Расхаживая по своему кабинету в парламенте, Парк думал о том, что даже тут, у себя в стране, война остается войной. Для уверенности в превосходстве приходится придерживаться жестокого лозунга: «Пленных не брать! Уничтожать всех, кто хотя бы в близком будущем способен поднять на тебя оружие!» В колониях под этот приказ подводили даже десятилетних мальчиков — через год-другой они могли стать повстанцами. Парку, бывало, даже в годы службы на островах приходило в голову, что такой способ «умиротворения» — не что иное, как натягивание скрытой, но чертовски опасной и сильной пружины. Рано или поздно она должна расправиться. Так оно и вышло, и не только на островах. Куда ни глянь, всюду перенапряженная пружина народного терпения расправляется и бьет в лоб тех, кто ее натягивал. В Азии и в Африке, от севера до юга — везде. Черные, коричневые, желтые — все перестали верить тому, что их удел быть рабами белого человека. Впрочем… лучше о таких вещах не думать. Слишком пристальное вглядывание в будущее мешает иногда оценивать политику нынешнего дня. А именно над нею и приходится сейчас задуматься Парку. Начать хотя бы с этой проклятой чистой бомбы или совсем нечистого «открытого неба».

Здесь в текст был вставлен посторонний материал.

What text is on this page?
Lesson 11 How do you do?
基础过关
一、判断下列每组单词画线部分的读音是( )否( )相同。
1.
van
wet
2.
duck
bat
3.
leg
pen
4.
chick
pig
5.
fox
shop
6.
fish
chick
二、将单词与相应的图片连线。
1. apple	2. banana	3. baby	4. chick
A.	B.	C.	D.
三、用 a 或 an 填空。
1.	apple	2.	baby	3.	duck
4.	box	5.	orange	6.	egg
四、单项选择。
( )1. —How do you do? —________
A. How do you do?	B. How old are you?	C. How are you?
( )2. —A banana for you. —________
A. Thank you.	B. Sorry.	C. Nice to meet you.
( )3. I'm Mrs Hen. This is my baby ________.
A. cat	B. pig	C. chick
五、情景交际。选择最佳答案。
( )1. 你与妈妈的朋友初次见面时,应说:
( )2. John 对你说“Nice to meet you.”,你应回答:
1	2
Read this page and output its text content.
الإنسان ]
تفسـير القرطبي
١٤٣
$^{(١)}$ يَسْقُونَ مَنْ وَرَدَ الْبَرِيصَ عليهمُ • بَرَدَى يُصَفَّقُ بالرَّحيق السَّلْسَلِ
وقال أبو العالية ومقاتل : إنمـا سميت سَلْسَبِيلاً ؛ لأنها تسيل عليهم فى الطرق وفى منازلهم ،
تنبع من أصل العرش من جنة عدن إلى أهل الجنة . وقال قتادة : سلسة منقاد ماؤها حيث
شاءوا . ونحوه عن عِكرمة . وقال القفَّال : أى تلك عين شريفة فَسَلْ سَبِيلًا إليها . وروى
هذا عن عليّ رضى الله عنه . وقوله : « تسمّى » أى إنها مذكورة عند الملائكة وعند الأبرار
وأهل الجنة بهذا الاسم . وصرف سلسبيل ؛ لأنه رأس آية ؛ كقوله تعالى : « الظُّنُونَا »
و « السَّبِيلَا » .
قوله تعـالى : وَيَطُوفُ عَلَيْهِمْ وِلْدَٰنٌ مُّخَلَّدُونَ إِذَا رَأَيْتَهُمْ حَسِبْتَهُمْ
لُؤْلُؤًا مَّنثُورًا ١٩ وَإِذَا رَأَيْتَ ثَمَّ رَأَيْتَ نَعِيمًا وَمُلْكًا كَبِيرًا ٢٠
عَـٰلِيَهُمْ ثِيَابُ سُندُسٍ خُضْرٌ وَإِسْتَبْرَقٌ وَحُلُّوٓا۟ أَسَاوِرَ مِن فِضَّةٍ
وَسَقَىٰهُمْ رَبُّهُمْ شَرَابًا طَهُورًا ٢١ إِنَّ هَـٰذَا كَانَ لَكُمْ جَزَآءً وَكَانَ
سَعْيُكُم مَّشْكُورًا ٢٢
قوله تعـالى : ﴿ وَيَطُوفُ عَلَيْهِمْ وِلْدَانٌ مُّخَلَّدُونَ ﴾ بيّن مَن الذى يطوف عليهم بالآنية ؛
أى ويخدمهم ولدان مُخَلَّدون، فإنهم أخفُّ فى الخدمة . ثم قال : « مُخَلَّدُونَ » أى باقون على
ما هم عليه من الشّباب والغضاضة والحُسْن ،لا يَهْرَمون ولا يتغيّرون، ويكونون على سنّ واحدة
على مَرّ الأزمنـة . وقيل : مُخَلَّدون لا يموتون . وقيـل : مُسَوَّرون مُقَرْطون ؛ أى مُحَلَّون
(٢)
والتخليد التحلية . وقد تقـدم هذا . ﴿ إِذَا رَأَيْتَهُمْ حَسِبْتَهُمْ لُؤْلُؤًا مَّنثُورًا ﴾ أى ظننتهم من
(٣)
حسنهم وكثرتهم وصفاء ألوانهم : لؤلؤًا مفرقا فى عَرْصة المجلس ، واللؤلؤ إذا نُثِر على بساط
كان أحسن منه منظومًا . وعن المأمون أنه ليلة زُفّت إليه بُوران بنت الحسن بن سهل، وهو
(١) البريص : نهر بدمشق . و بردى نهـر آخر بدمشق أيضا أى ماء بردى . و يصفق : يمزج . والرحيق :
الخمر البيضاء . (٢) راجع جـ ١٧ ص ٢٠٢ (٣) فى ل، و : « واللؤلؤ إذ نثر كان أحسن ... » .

Те два часа, которые Парк провел в парламенте, ушли на обычную суету, и ему не удалось хорошенько обдумать предстоящий разговор с Макдейром. Кроме Макдейра, не с кем потолковать во всем огромном министерстве обороны. Парк больше никому не может откровенно высказать одолевающих его сомнений.

Никто не смеет заподозрить Парка в небрежении интересами обороны. Но никто не будет иметь и права сказать, что по вине Парка хоть один грош налогоплательщиков пущен на ветер. Парк с особенной ревностью относился ко всему, что происходило в области новых грандиозных проектов министерства. Они влекли за собою астрономические траты государства и новые умопомрачительные прибыли для монополистических групп, поставляющих новые виды оружия. Парк сквозь пальцы смотрел на связи генералов с группой Ванденгейма. Тут Парку приходилось быть слепым. Наедине с собою он подчас подумывал о том, что он стал бы делать, взобравшись на Золотую гору. А влезть туда без помощи Ванденгейма не было надежды.

***

Парк всегда отличался подвижностью. Молодым человеком он слыл в числе лучших игроков бейсбольной и футбольной команд; генералом, на фронтах Второй Мировой он почти никогда не вызывал к себе командующих армиями и участками фронта, а ездил к ним; и теперь, имея семьдесят с лишним за плечами, не забывал, что такое гольф, — разве что погода уж совсем не позволяла выйти на поле.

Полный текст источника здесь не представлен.